Optimizing Reverse Transfer Policies and Processes: Lessons from Twelve CWID States
Author(s): Jason L. Taylor, Debra D. Bragg
In 2012, five foundations launched the Credit When Its Due (CWID) initiative that was “designed to encourage partnerships of community colleges and universities to significantly expand programs that award associate degrees to transfer students when the student completes the requirements for the associate degree while pursuing a bachelor’s degree” (Lumina Foundation, 2012, n.p.), also known as “reverse transfer.” Initially, 12 states were funded to develop and implement these reverse transfer programs and policies, and the Office of Community College Research and Leadership (OCCRL) at the University of Illinois at Urbana-Champaign was chosen as the research partner. In late 2013, three states were added to bring the total number of states to 15. At least six additional states have legislation, pending legislation, or statewide initiatives related to reverse transfer.

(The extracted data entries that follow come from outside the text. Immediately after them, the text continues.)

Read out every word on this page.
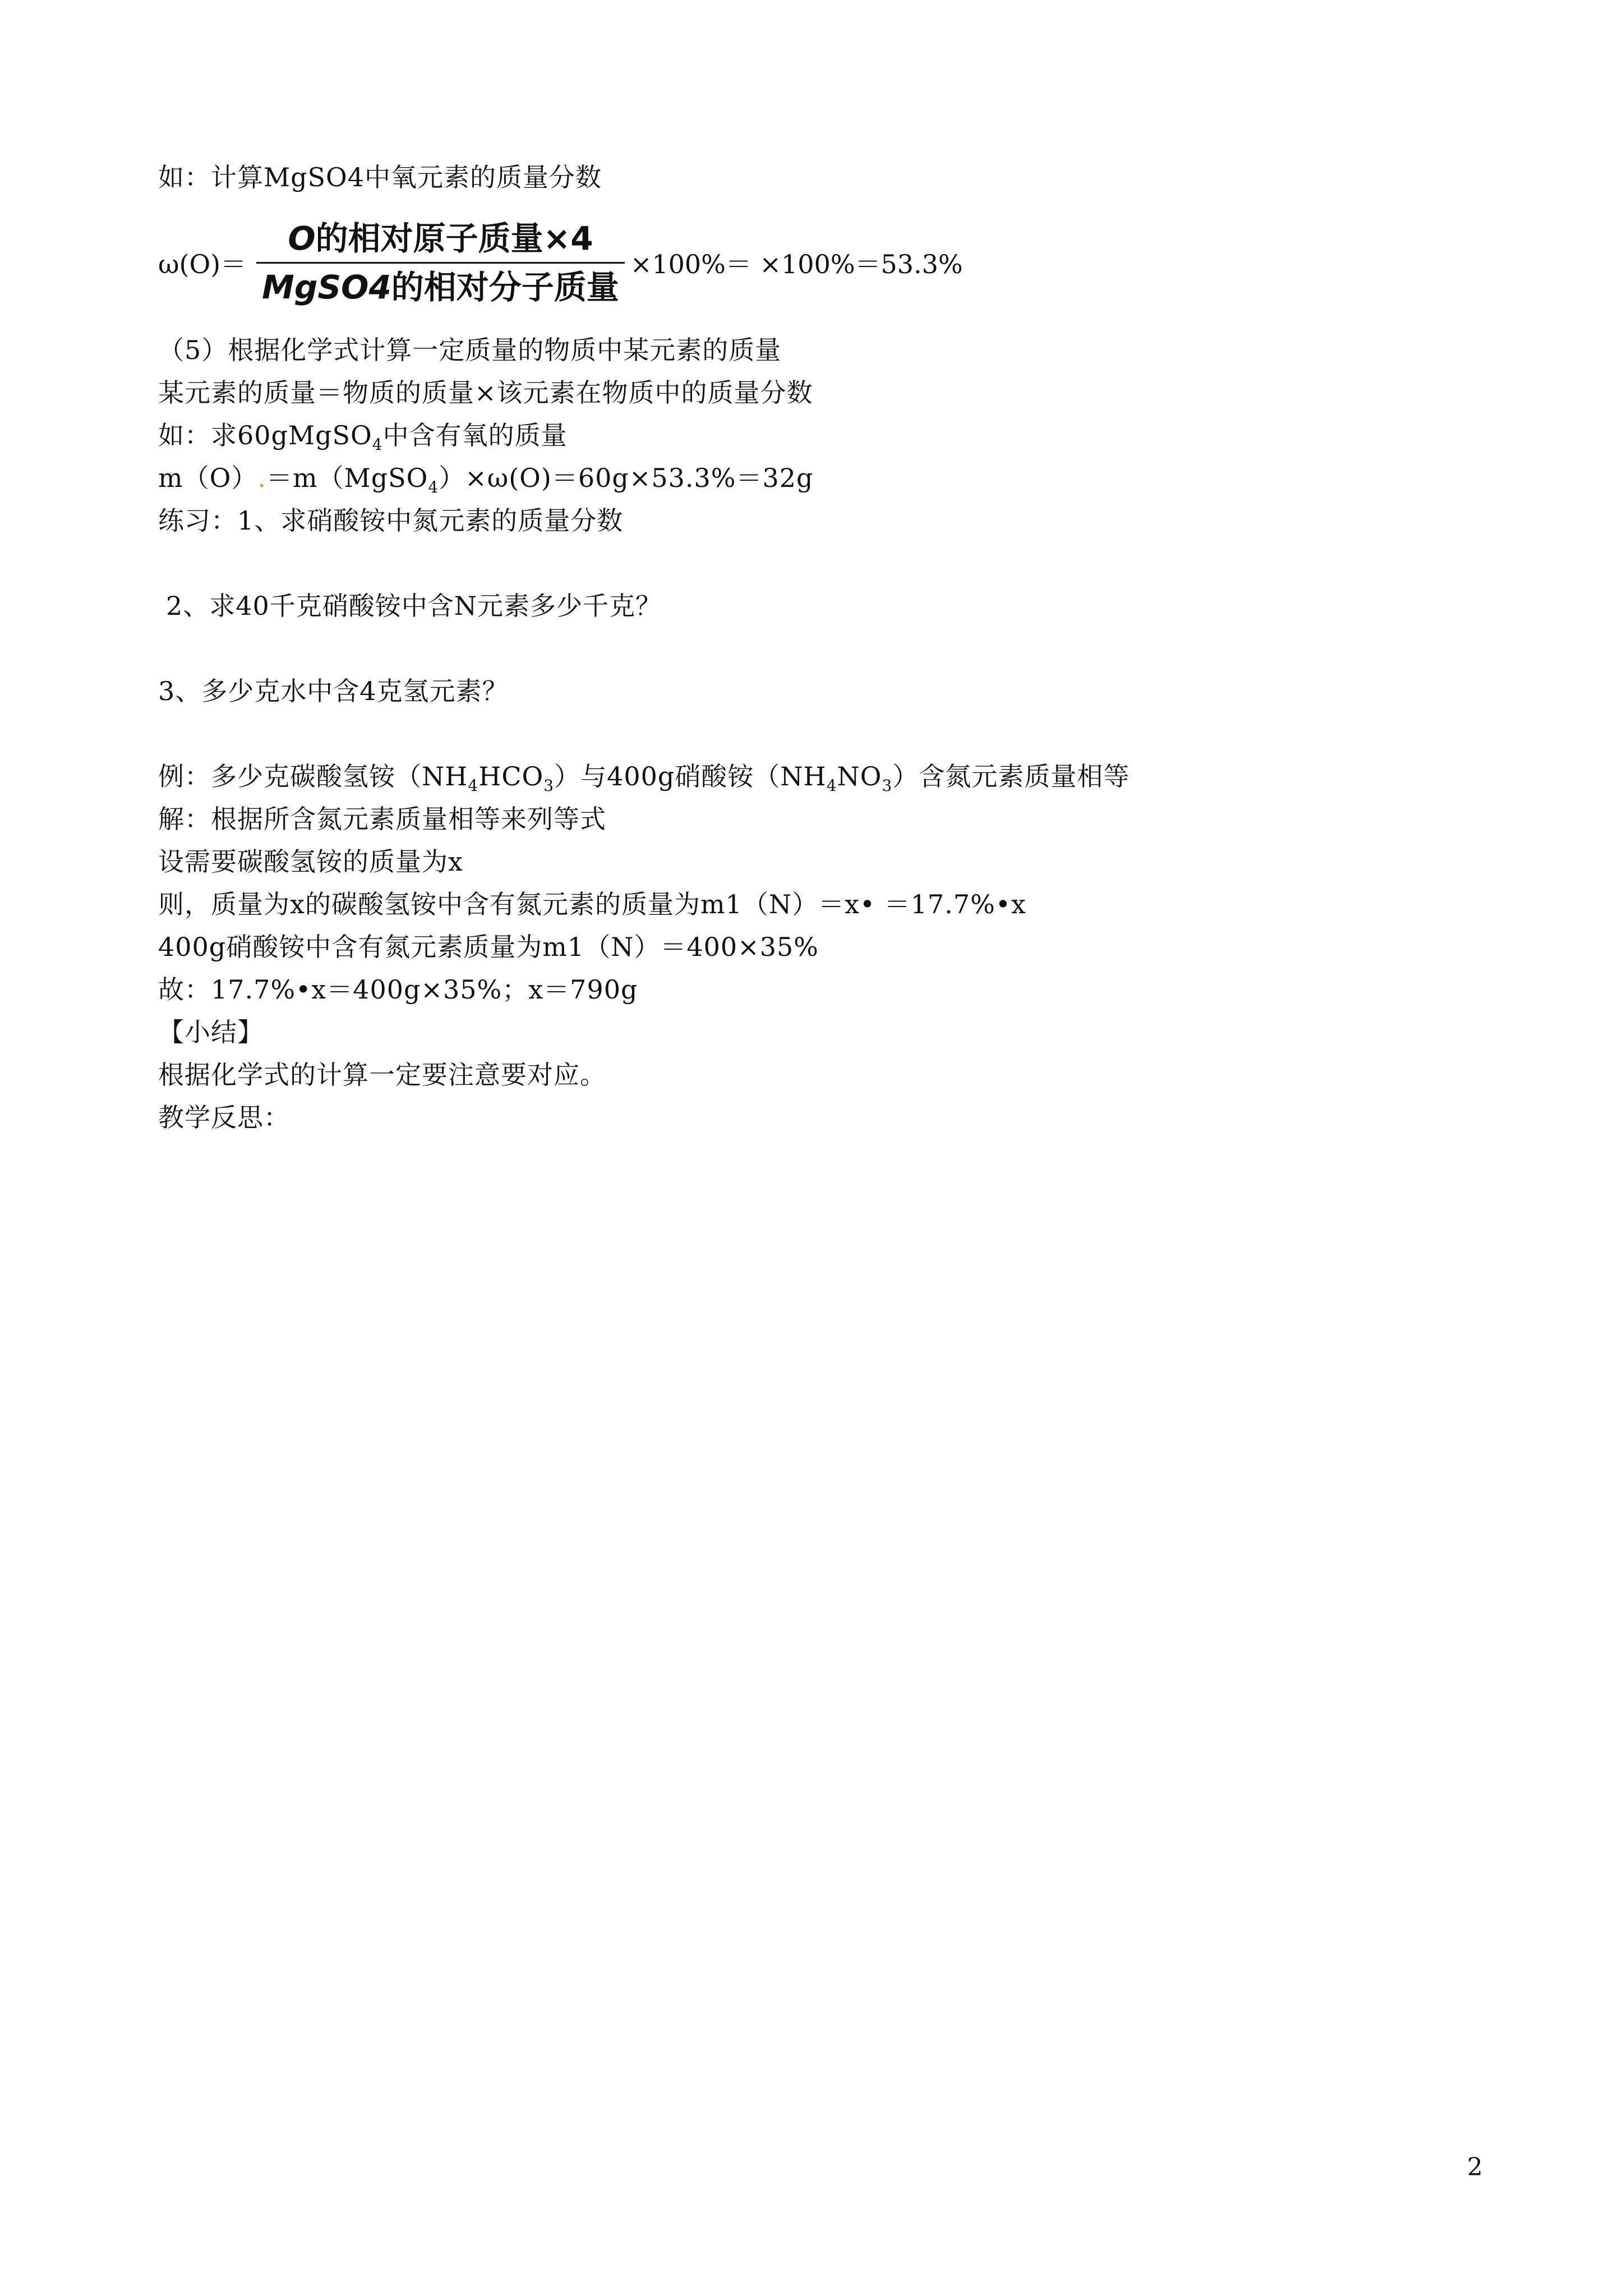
如：计算MgSO4中氧元素的质量分数
$\omega(O)= \frac{\text{O的相对原子质量×4}}{\text{MgSO4的相对分子质量}} \times 100\%= \times 100\%=53.3\%$
（5）根据化学式计算一定质量的物质中某元素的质量
某元素的质量＝物质的质量×该元素在物质中的质量分数
如：求60gMgSO$_4$中含有氧的质量
m（O）.＝m（MgSO$_4$）×ω(O)＝60g×53.3%＝32g
练习：1、求硝酸铵中氮元素的质量分数
2、求40千克硝酸铵中含N元素多少千克？
3、多少克水中含4克氢元素？
例：多少克碳酸氢铵$(NH_4HCO_3)$与400g硝酸铵$(NH_4NO_3)$含氮元素质量相等
解：根据所含氮元素质量相等来列等式
设需要碳酸氢铵的质量为x
则，质量为x的碳酸氢铵中含有氮元素的质量为m1（N）＝x• ＝17.7%•x
400g硝酸铵中含有氮元素质量为m1（N）＝400×35%
故：17.7%•x＝400g×35%；x＝790g
【小结】
根据化学式的计算一定要注意要对应。
教学反思：
2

This thought paper describes changes that are occurring at the state, system, and institution levels with implementation of reverse transfer in the 12 original states. Using qualitative and quantitative data collected from the CWID Implementation Study, we describe efforts related to the optimization of reverse transfer (defined below) in these 12 states. Our initial results suggest that some states are piloting reverse transfer with a limited set of public community college and university partnerships, and others are striving for system-level reforms that eventually may impact all forms of transfer. Understanding what optimization means and how it works is possible because of this variation in implementation approaches among states, and this thought paper explores how states are implementing and optimizing reverse transfer.